Airport security is unraveling as unpaid TSA officers abandon their posts. Six weeks without paychecks have pushed workers earning an average of $50,000 a year to a breaking point, with 480 quitting since the shutdown began. The result is five-hour security waits at hubs like Houston and New York.
On *The Daily*, Karin Demirjian argued the collapse was inevitable once financial survival eclipsed government service. Workers chose immediate gas money over hypothetical future pay.
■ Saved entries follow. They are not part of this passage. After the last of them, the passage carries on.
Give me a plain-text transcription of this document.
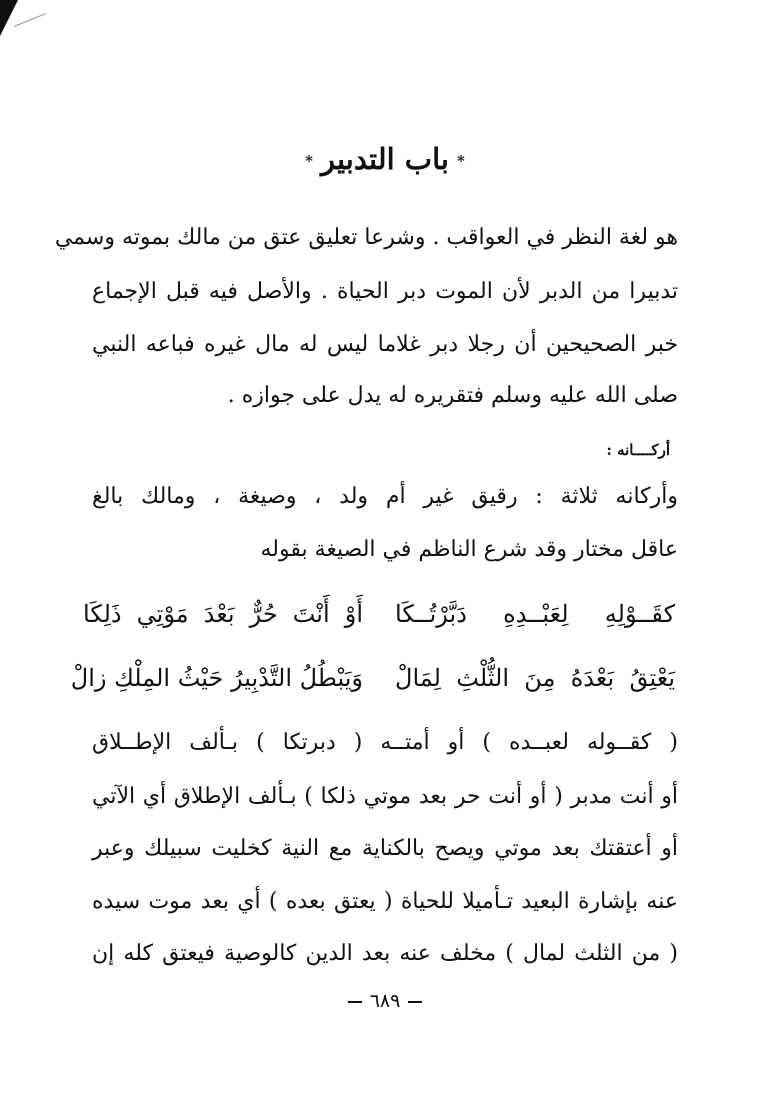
*باب التدبير*
هو لغة النظر في العواقب . وشرعا تعليق عتق من مالك بموته وسمي
تدبيرا من الدبر لأن الموت دبر الحياة . والأصل فيه قبل الإجماع
خبر الصحيحين أن رجلا دبر غلاما ليس له مال غيره فباعه النبي
صلى الله عليه وسلم فتقريره له يدل على جوازه .
أركــــانه :
وأركانه ثلاثة : رقيق غير أم ولد ، وصيغة ، ومالك بالغ
عاقل مختار وقد شرع الناظم في الصيغة بقوله
كقَــوْلِهِ لِعَبْــدِهِ دَبَّرْتُــكَا
أَوْ أَنْتَ حُرٌّ بَعْدَ مَوْتِي ذَلِكَا
يَعْتِقُ بَعْدَهُ مِنَ الثُّلْثِ لِمَالْ
وَيَبْطُلُ التَّدْبِيرُ حَيْثُ المِلْكِ زالْ
( كقــوله لعبــده ) أو أمتــه ( دبرتكا ) بـألف الإطــلاق
أو أنت مدبر ( أو أنت حر بعد موتي ذلكا ) بـألف الإطلاق أي الآتي
أو أعتقتك بعد موتي ويصح بالكناية مع النية كخليت سبيلك وعبر
عنه بإشارة البعيد تـأميلا للحياة ( يعتق بعده ) أي بعد موت سيده
( من الثلث لمال ) مخلف عنه بعد الدين كالوصية فيعتق كله إن
٦٨٩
The resulting 40% call-out rate has trapped even National Transportation Safety Board investigators in the security lines they’re meant to bypass, crippling the government’s own response capacity.
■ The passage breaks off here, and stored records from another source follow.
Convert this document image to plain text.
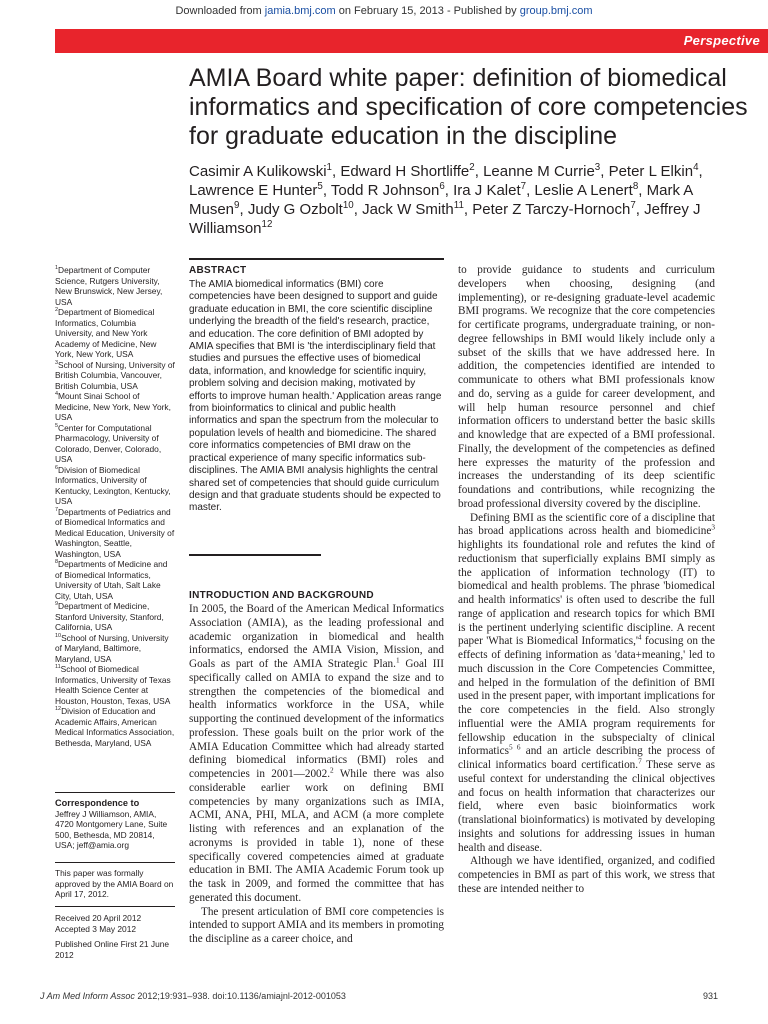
Downloaded from jamia.bmj.com on February 15, 2013 - Published by group.bmj.com
Perspective
AMIA Board white paper: definition of biomedical informatics and specification of core competencies for graduate education in the discipline
Casimir A Kulikowski$^1$, Edward H Shortliffe$^2$, Leanne M Currie$^3$, Peter L Elkin$^4$, Lawrence E Hunter$^5$, Todd R Johnson$^6$, Ira J Kalet$^7$, Leslie A Lenert$^8$, Mark A Musen$^9$, Judy G Ozbolt$^{10}$, Jack W Smith$^{11}$, Peter Z Tarczy-Hornoch$^7$, Jeffrey J Williamson$^{12}$

$^1$Department of Computer Science, Rutgers University, New Brunswick, New Jersey, USA

$^2$Department of Biomedical Informatics, Columbia University, and New York Academy of Medicine, New York, New York, USA

$^3$School of Nursing, University of British Columbia, Vancouver, British Columbia, USA

$^4$Mount Sinai School of Medicine, New York, New York, USA

$^5$Center for Computational Pharmacology, University of Colorado, Denver, Colorado, USA

$^6$Division of Biomedical Informatics, University of Kentucky, Lexington, Kentucky, USA

$^7$Departments of Pediatrics and of Biomedical Informatics and Medical Education, University of Washington, Seattle, Washington, USA

$^8$Departments of Medicine and of Biomedical Informatics, University of Utah, Salt Lake City, Utah, USA

$^9$Department of Medicine, Stanford University, Stanford, California, USA

$^{10}$School of Nursing, University of Maryland, Baltimore, Maryland, USA

$^{11}$School of Biomedical Informatics, University of Texas Health Science Center at Houston, Houston, Texas, USA

$^{12}$Division of Education and Academic Affairs, American Medical Informatics Association, Bethesda, Maryland, USA

Correspondence to

Jeffrey J Williamson, AMIA, 4720 Montgomery Lane, Suite 500, Bethesda, MD 20814, USA; jeff@amia.org

This paper was formally approved by the AMIA Board on April 17, 2012.

Received 20 April 2012

Accepted 3 May 2012

Published Online First 21 June 2012

ABSTRACT
The AMIA biomedical informatics (BMI) core competencies have been designed to support and guide graduate education in BMI, the core scientific discipline underlying the breadth of the field's research, practice, and education. The core definition of BMI adopted by AMIA specifies that BMI is 'the interdisciplinary field that studies and pursues the effective uses of biomedical data, information, and knowledge for scientific inquiry, problem solving and decision making, motivated by efforts to improve human health.' Application areas range from bioinformatics to clinical and public health informatics and span the spectrum from the molecular to population levels of health and biomedicine. The shared core informatics competencies of BMI draw on the practical experience of many specific informatics sub-disciplines. The AMIA BMI analysis highlights the central shared set of competencies that should guide curriculum design and that graduate students should be expected to master.
INTRODUCTION AND BACKGROUND

In 2005, the Board of the American Medical Informatics Association (AMIA), as the leading professional and academic organization in biomedical and health informatics, endorsed the AMIA Vision, Mission, and Goals as part of the AMIA Strategic Plan.$^1$ Goal III specifically called on AMIA to expand the size and to strengthen the competencies of the biomedical and health informatics workforce in the USA, while supporting the continued development of the informatics profession. These goals built on the prior work of the AMIA Education Committee which had already started defining biomedical informatics (BMI) roles and competencies in 2001—2002.$^2$ While there was also considerable earlier work on defining BMI competencies by many organizations such as IMIA, ACMI, ANA, PHI, MLA, and ACM (a more complete listing with references and an explanation of the acronyms is provided in table 1), none of these specifically covered competencies aimed at graduate education in BMI. The AMIA Academic Forum took up the task in 2009, and formed the committee that has generated this document.

The present articulation of BMI core competencies is intended to support AMIA and its members in promoting the discipline as a career choice, and

to provide guidance to students and curriculum developers when choosing, designing (and implementing), or re-designing graduate-level academic BMI programs. We recognize that the core competencies for certificate programs, undergraduate training, or non-degree fellowships in BMI would likely include only a subset of the skills that we have addressed here. In addition, the competencies identified are intended to communicate to others what BMI professionals know and do, serving as a guide for career development, and will help human resource personnel and chief information officers to understand better the basic skills and knowledge that are expected of a BMI professional. Finally, the development of the competencies as defined here expresses the maturity of the profession and increases the understanding of its deep scientific foundations and contributions, while recognizing the broad professional diversity covered by the discipline.

Defining BMI as the scientific core of a discipline that has broad applications across health and biomedicine$^3$ highlights its foundational role and refutes the kind of reductionism that superficially explains BMI simply as the application of information technology (IT) to biomedical and health problems. The phrase 'biomedical and health informatics' is often used to describe the full range of application and research topics for which BMI is the pertinent underlying scientific discipline. A recent paper 'What is Biomedical $Informatics,'^4$ focusing on the effects of defining information as 'data+meaning,' led to much discussion in the Core Competencies Committee, and helped in the formulation of the definition of BMI used in the present paper, with important implications for the core competencies in the field. Also strongly influential were the AMIA program requirements for fellowship education in the subspecialty of clinical informatics$^{5 6}$ and an article describing the process of clinical informatics board certification.$^7$ These serve as useful context for understanding the clinical objectives and focus on health information that characterizes our field, where even basic bioinformatics work (translational bioinformatics) is motivated by developing insights and solutions for addressing issues in human health and disease.

Although we have identified, organized, and codified competencies in BMI as part of this work, we stress that these are intended neither to

J Am Med Inform Assoc 2012;19:931–938. doi:10.1136/amiajnl-2012-001053	931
Karin Demirjian, The Daily:
- You can't shut down the Department of Homeland Security indefinitely without starting to see failures happen in the system.
- This is a workforce of 50,000 people who have been working unpaid for the last month and a half.
The shutdown’s irony is sharp: ICE agents, who have a dedicated “rainy day” fund and are central to the political stalemate, are being paid to hand out water in airports. Meanwhile, the TSA screeners doing the actual work remain unpaid. Demirjian noted these deployments are largely optics, as ICE agents lack training to operate metal detectors or screen baggage.
The damage is structural. Replacing a single TSA officer requires four to six months of training. Even if the shutdown ended today, the personnel deficit ensures travel chaos will persist through the next peak season. The shutdown has moved from a Washington stalemate to a systemic collapse at the gate.
Karin Demirjian, The Daily:
- The shutdown that is supposed to be about ICE does not actually end up hurting ICE.
- The people that end up getting hurt, the TSA workers, then end up getting supposedly bailed out, but maybe not really, by ICE.